Peskov also said that work to renew the Black Sea grain export deal was ongoing and that talks with the United Nations last week were “fairly constructive.”

The U.N. says 10 million tonnes of grain and other foods have been exported from Ukraine under the Black Sea initiative agreed in July, helping to stave off a global food crisis.

But Russia has repeatedly complained its own grain and fertilizer shipments, though not directly targeted by Western sanctions, are effectively blocked because the sanctions cut shippers’ access to finance, insurance and ports.

A Russian foreign ministry statement said Ukrainian grain shipments and “normalization” of Russia’s own farm exports were integral parts of a single package of measures to ensure global food security.

In its readout of Friday’s talks, it said the only “unhindered access of Russian food and fertilizers to world markets” would make it possible to stabilize prices.

A U.N. statement on Friday said the participants “remain engaged in the implementation of the Black Sea Grain Initiative and held constructive discussions on its continuation.”

Vershinin was quoted as saying that restoring access to the SWIFT payments system for agricultural lender Rosselkhozbank was a key issue.

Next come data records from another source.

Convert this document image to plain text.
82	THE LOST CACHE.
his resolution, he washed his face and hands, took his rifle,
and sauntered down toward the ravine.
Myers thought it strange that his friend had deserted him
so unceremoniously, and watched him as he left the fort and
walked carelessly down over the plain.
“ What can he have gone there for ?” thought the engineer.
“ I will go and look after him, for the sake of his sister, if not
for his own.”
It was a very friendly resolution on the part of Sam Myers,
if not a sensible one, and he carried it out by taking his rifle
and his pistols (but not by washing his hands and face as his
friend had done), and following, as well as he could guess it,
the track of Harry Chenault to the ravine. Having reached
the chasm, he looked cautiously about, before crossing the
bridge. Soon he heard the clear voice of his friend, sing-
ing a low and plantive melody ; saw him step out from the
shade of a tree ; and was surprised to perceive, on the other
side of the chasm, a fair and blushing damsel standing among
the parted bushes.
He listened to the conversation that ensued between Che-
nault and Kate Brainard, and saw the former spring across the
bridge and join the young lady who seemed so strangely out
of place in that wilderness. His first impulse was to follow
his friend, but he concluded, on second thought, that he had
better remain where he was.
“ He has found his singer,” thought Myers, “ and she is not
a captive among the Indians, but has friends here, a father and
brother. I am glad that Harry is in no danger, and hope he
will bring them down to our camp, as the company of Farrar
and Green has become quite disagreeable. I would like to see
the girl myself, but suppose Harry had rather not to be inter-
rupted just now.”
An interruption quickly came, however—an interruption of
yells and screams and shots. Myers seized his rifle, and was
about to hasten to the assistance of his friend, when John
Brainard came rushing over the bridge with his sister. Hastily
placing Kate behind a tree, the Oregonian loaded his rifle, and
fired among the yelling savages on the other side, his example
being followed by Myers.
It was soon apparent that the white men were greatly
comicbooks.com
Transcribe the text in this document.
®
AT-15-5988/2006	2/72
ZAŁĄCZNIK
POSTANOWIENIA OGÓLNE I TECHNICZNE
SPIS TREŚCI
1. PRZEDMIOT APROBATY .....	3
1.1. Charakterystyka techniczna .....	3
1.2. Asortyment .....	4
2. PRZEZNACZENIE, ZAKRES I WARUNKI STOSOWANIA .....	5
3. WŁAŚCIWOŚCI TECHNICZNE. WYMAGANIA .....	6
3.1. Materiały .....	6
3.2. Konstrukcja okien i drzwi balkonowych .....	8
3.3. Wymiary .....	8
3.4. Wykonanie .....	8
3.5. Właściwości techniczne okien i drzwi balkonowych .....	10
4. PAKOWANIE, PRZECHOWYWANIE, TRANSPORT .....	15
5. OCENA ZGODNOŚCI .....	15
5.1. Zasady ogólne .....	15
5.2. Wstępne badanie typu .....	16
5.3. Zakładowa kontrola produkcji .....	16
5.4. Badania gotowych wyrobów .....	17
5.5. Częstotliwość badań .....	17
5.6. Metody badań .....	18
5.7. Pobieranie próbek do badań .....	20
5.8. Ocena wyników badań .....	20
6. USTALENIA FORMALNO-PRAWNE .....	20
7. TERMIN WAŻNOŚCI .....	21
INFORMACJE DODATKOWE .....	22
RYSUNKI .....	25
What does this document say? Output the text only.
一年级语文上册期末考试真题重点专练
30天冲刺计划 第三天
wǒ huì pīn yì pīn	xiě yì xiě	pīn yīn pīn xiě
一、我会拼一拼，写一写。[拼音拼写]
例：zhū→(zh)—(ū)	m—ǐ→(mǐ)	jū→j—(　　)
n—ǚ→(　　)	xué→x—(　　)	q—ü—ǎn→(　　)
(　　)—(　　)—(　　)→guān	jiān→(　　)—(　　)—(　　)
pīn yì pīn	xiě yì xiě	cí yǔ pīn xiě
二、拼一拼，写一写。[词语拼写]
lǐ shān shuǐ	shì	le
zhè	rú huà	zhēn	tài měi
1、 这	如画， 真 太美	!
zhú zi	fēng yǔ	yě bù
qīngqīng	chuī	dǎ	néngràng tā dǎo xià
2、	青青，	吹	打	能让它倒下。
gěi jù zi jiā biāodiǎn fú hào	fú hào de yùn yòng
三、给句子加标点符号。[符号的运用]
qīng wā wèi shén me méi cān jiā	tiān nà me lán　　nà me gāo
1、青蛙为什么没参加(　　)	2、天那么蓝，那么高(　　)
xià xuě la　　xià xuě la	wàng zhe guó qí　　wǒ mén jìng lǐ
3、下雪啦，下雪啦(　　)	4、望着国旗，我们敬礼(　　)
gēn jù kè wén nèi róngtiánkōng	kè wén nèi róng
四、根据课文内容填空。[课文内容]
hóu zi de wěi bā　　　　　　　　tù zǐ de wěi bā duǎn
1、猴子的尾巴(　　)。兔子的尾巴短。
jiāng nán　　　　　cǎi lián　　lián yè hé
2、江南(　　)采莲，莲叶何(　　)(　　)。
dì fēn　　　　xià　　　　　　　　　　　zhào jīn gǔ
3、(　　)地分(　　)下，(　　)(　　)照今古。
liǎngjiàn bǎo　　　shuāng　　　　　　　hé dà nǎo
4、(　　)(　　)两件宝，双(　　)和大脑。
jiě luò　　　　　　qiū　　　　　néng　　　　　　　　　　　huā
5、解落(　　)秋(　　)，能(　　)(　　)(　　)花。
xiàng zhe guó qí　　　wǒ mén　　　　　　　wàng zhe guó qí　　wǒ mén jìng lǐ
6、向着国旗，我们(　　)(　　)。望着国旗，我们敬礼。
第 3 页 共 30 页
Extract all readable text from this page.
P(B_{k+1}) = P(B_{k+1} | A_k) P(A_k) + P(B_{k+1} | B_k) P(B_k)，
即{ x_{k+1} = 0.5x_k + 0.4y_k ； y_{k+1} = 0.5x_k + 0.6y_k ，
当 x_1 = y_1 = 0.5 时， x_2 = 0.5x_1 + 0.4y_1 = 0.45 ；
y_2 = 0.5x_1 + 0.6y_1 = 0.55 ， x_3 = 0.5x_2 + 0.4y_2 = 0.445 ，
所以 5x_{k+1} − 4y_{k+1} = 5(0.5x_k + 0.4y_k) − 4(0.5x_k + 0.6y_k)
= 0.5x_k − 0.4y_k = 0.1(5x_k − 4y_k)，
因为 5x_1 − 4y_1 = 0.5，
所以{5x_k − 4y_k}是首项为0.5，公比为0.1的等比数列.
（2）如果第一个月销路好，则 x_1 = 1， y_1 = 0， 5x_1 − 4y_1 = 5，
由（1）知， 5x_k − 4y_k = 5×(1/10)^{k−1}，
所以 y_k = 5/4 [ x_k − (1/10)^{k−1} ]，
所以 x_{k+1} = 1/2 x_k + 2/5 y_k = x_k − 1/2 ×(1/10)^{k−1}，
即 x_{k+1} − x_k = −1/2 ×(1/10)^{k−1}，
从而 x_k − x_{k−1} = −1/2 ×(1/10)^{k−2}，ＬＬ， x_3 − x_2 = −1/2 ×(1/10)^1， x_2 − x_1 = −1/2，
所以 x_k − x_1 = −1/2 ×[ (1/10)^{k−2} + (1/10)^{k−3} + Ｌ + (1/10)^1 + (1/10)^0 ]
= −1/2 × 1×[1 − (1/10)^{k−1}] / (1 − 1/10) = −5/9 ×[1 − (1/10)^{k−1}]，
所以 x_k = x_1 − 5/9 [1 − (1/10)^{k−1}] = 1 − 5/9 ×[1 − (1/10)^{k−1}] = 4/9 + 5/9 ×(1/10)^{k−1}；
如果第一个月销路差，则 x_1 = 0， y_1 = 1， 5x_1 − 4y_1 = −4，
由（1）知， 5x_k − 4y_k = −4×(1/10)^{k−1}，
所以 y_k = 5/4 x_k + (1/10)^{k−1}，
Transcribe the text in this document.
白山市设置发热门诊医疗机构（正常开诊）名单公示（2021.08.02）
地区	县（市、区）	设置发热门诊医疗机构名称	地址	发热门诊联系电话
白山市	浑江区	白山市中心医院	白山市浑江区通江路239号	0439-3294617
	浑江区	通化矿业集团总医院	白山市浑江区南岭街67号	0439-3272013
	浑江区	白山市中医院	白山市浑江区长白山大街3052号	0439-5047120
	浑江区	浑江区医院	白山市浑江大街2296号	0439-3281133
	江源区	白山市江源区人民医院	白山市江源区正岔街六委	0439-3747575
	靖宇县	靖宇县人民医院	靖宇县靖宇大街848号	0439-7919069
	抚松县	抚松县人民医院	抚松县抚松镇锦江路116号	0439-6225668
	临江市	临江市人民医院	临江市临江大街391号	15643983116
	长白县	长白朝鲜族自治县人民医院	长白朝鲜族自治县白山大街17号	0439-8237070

“Without that, of course, we simply cannot move forward,” he said, adding that Russia had been assured by the U.N. officials that “they also consider this issue to be vital.”

The European Union announced on June 3 that it was removing the bank from SWIFT as part of its sixth wave of sanctions over Russia’s invasion of Ukraine.

Ukraine has accused Moscow of playing “hunger games” with the world. Russia, whose warships were blocking access to Ukrainian ports until the July deal came into force, denies using the grains issue as a tool to gain leverage in the conflict.

Russia briefly suspended its participation in the deal on Oct. 29 after an attack on its Black Sea fleet but returned to it just four days later in a U-turn by President Vladimir Putin after mediation by Turkish President Tayyip Erdogan.